Ester Vonplon (*1980 in Schlieren) is one of a nationally and internationally acclaimed younger generation of artists whose work deals pointedly with the issues of climate change and sustainability. She has developed a current work for the foyer of the KKL Luzern during Lucerne Festival 2023.
Whether on her travels to the Arctic, on her hikes through the last unspoiled Swiss high valleys, in her video and photographic work Gletscherfahrt (a collaboration with Stephan Eicher), or in her haunting project I See Darkness, for which she moved her studio to the disused Acla tunnel in the Safiental: Vonplon is interested in how we as individuals and as a society deal with nature. Therefore, looking at one of her works always means giving free rein to one’s thoughts on how we want to live in the future and what new paths we must take to realize sustainable visions.
This year’s motto of the Summer Festival is Paradise: Under the title Walking in Nature, Vonplon focuses on how we can protect our paradise on earth – the nature – in the long term. For the KKL foyer during the festival, she is creating three large-format forest images as wallpaper and on fabric panels from the area around Castrisch in Graubünden, where the artist lives and works.

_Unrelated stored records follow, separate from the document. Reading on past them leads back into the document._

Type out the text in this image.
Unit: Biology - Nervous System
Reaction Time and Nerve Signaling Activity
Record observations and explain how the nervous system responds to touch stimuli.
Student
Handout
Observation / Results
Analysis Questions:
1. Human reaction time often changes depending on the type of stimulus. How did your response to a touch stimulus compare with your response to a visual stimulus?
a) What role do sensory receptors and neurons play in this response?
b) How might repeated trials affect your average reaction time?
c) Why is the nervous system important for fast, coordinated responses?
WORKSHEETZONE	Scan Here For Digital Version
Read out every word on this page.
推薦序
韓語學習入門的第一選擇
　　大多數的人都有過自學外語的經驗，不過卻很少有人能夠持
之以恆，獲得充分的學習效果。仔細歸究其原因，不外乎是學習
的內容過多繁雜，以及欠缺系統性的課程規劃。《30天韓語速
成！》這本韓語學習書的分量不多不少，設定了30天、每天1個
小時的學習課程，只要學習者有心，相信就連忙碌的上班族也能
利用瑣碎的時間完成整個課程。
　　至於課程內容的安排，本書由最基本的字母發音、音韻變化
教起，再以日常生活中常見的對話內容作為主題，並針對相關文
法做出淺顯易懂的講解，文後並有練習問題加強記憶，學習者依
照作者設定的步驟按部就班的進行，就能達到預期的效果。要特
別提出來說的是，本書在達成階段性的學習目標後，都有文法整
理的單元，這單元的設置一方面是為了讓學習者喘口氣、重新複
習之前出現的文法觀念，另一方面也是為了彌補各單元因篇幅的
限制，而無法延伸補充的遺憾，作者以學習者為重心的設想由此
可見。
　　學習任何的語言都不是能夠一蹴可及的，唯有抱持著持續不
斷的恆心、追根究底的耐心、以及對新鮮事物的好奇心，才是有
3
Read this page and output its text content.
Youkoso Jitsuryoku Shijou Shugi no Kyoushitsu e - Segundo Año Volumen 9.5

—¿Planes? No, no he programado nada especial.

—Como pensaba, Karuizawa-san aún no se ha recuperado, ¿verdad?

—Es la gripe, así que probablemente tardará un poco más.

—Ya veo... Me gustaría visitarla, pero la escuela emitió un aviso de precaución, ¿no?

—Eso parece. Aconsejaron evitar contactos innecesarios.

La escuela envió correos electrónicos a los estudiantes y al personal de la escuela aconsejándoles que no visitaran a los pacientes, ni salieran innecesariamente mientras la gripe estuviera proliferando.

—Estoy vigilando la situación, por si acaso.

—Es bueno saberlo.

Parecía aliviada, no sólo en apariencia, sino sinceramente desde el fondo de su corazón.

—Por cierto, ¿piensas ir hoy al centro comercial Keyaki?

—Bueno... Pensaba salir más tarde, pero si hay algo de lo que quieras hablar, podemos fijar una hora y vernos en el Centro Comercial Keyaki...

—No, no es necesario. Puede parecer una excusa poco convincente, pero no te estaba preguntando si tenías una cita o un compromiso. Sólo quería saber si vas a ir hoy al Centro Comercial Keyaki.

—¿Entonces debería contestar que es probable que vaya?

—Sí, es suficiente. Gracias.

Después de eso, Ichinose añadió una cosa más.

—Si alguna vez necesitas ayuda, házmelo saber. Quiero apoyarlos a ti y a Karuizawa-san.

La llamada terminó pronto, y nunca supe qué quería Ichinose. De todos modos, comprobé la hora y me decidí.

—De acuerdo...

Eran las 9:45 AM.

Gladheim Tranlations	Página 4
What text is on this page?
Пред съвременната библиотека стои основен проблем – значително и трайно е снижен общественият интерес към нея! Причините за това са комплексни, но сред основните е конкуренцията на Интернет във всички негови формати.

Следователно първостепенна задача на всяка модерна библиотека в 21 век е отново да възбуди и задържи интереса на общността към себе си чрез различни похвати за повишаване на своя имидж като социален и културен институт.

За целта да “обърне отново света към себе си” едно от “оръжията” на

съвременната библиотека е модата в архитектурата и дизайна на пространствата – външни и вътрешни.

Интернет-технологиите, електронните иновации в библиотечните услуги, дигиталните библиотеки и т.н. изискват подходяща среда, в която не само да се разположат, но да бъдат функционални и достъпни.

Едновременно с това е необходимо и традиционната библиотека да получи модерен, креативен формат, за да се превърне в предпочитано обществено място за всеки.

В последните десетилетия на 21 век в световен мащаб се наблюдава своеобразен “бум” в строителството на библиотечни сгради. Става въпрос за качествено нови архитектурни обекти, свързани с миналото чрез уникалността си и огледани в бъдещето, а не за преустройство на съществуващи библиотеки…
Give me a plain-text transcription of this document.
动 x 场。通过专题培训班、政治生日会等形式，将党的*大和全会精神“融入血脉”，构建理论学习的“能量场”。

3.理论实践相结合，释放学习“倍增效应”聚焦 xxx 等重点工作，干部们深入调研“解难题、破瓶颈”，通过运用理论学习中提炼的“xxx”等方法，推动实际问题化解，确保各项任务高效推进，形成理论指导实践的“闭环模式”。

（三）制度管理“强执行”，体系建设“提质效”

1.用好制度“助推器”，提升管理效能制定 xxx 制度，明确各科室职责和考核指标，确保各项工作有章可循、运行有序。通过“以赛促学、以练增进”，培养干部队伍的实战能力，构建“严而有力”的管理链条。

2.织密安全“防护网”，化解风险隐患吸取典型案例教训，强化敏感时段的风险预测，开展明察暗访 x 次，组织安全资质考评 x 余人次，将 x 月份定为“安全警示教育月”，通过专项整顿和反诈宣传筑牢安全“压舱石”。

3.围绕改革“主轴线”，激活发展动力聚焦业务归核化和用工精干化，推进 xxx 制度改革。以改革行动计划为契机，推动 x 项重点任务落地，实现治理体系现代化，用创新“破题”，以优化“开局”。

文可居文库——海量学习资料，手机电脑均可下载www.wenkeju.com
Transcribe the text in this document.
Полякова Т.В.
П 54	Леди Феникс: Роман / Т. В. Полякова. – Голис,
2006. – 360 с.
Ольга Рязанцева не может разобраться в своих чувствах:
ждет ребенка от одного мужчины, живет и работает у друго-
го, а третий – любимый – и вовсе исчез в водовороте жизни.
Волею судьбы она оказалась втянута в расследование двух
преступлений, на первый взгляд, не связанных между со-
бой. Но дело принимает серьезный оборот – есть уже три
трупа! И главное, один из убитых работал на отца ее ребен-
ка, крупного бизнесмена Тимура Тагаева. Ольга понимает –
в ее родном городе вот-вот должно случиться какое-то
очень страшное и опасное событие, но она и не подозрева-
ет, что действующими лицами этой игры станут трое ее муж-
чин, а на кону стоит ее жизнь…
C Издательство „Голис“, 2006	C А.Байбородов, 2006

The motifs themselves are actually unspectacular. They show a seemingly untouched nature. The fact that this impression is deceptive because our forests are suffering greatly from climate change and environmental pollution is only not clear here at first glance. Vonplon uses this year’s motto of the Lucerne Festival as a resonance space for sustainability: it has become part of our collective consciousness that paradisiacal conditions have not prevailed in nature for a long time and that it is humankind who – figuratively speaking – constantly helps himself to „forbidden fruit.“
Her works developed for Lucerne Festival are typical of Vonplon’s way of working: the artist does not want to admonish or instruct. Instead, with her photographs, installations, and video works, she wants to draw our attention to the beauty of nature and thus to the importance of our long-term responsibility for our environment, for nature, and for our planet.
For the opening of the Summer Festival, Ester Vonplon also showed a video work in the Lucerne Hall. She took the viewer to the Arctic and Graubünden with atmospherically dense images. She took us on a melancholy journey that made us realize: Climate change is not only in the Arctic but everywhere.